Many of you have stock options and RSUs; however, the tax treatment associated with it is a little more complicated than you may think- especially, when the statements or schedules received conflict with each other. If you feel the pain, it worth your time to read this article.

Being a part of the startup team or investing in early-stage companies can be a rewarding experience. Along with the excitement of creating new things, people who put their efforts on the early-stage companies usually receive payout in terms of stock options and RSUs (restricted stock units). Although, unfortunately, many startups struggle to hit the projection and grow to the point as the founder expected. The stock options and RSUs will be worth so little (if not nothing) for a long time. However, in cases where the company is bought out or a new round of financing gives a much higher valuation, those stock options and RSUs might be cashed out with significantly higher amounts. And of course, when that happens, taxes come along.

Depends on your role within the company, either as an employee or a passive investor, the cash payout and tax withholding will be different. If you are an employee of the company and received stock options under an incentive stock options grant (ISO), usually there won’t be any tax triggered at the option grant date or the exercise date. You will have the preferential capital gain tax treatment if you sell the stocks in a qualifying disposition. With the proper tax planning, the cash outlay can be maximized. However, minimizing the ultimate the taxes might not always be the only goal, other factors need to be considered. For example, if you are risk-averse and want to minimize the exposure to a concentrated position, then holding the stocks long enough to meet the qualifying disposition rule may not be ideal for you.
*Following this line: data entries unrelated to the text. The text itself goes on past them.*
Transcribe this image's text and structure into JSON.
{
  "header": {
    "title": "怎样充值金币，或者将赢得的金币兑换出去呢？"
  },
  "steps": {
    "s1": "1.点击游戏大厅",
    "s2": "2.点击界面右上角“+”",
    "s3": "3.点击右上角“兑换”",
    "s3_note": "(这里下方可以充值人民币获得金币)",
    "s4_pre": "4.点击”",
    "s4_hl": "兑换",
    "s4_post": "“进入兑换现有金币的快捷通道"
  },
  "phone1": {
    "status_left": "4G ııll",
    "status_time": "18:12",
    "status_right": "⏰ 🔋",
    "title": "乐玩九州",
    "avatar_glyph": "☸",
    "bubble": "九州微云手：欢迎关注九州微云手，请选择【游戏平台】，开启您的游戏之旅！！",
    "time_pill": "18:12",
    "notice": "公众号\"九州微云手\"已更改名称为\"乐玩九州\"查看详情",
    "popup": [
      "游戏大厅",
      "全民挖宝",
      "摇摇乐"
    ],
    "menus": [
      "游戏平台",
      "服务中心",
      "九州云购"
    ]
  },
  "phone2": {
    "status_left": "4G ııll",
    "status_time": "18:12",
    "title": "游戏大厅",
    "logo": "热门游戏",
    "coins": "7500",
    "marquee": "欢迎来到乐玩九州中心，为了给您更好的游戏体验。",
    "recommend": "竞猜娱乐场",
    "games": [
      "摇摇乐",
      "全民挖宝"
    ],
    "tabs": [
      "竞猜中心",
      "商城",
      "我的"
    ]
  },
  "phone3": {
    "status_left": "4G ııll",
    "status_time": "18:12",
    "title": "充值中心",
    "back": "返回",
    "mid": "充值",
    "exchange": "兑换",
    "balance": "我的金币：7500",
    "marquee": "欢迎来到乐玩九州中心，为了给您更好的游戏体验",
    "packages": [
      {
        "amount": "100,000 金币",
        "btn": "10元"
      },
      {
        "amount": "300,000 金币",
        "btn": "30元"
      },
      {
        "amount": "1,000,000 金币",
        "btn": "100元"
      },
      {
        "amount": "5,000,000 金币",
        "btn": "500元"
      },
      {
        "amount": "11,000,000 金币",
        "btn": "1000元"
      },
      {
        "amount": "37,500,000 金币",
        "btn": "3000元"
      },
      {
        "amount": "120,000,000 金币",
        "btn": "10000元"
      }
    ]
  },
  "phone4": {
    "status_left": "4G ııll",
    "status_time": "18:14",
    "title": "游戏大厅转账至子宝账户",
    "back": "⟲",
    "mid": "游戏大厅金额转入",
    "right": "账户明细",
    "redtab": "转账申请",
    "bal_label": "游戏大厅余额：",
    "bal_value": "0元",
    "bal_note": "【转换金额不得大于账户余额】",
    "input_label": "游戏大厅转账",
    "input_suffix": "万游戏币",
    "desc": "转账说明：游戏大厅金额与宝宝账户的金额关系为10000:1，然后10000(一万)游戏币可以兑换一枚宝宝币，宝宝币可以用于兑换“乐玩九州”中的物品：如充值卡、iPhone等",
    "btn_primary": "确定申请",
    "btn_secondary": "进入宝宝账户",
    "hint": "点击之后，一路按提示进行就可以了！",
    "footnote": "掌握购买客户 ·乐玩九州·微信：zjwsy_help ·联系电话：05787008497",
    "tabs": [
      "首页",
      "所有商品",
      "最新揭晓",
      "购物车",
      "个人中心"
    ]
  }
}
There are also cases that stocks are granted directly to employees or consultants as compensation for their services. Usually there are some restrictions on those stocks, such as a vesting schedule. Generally, you will be subject to taxes when the stocks are fully vested, or in other words, when the substantial risk of forfeiture lapses. 83(b) election is an effective tax planning tool to maximize the portion of earnings that subject to the preferential capital gain treatment. In either case, it’s always advisable to keep good documentation of the stock cost basis.

For passive investors of the startup companies, convertible note is a popular instrument to fund the company. When the terms are met under those instruments, such as a buyout of the company, the taxes will be trigger as well. The companies may not withhold taxes for you in such cases, therefore planning ahead is important to avoid the potential estimated tax penalties.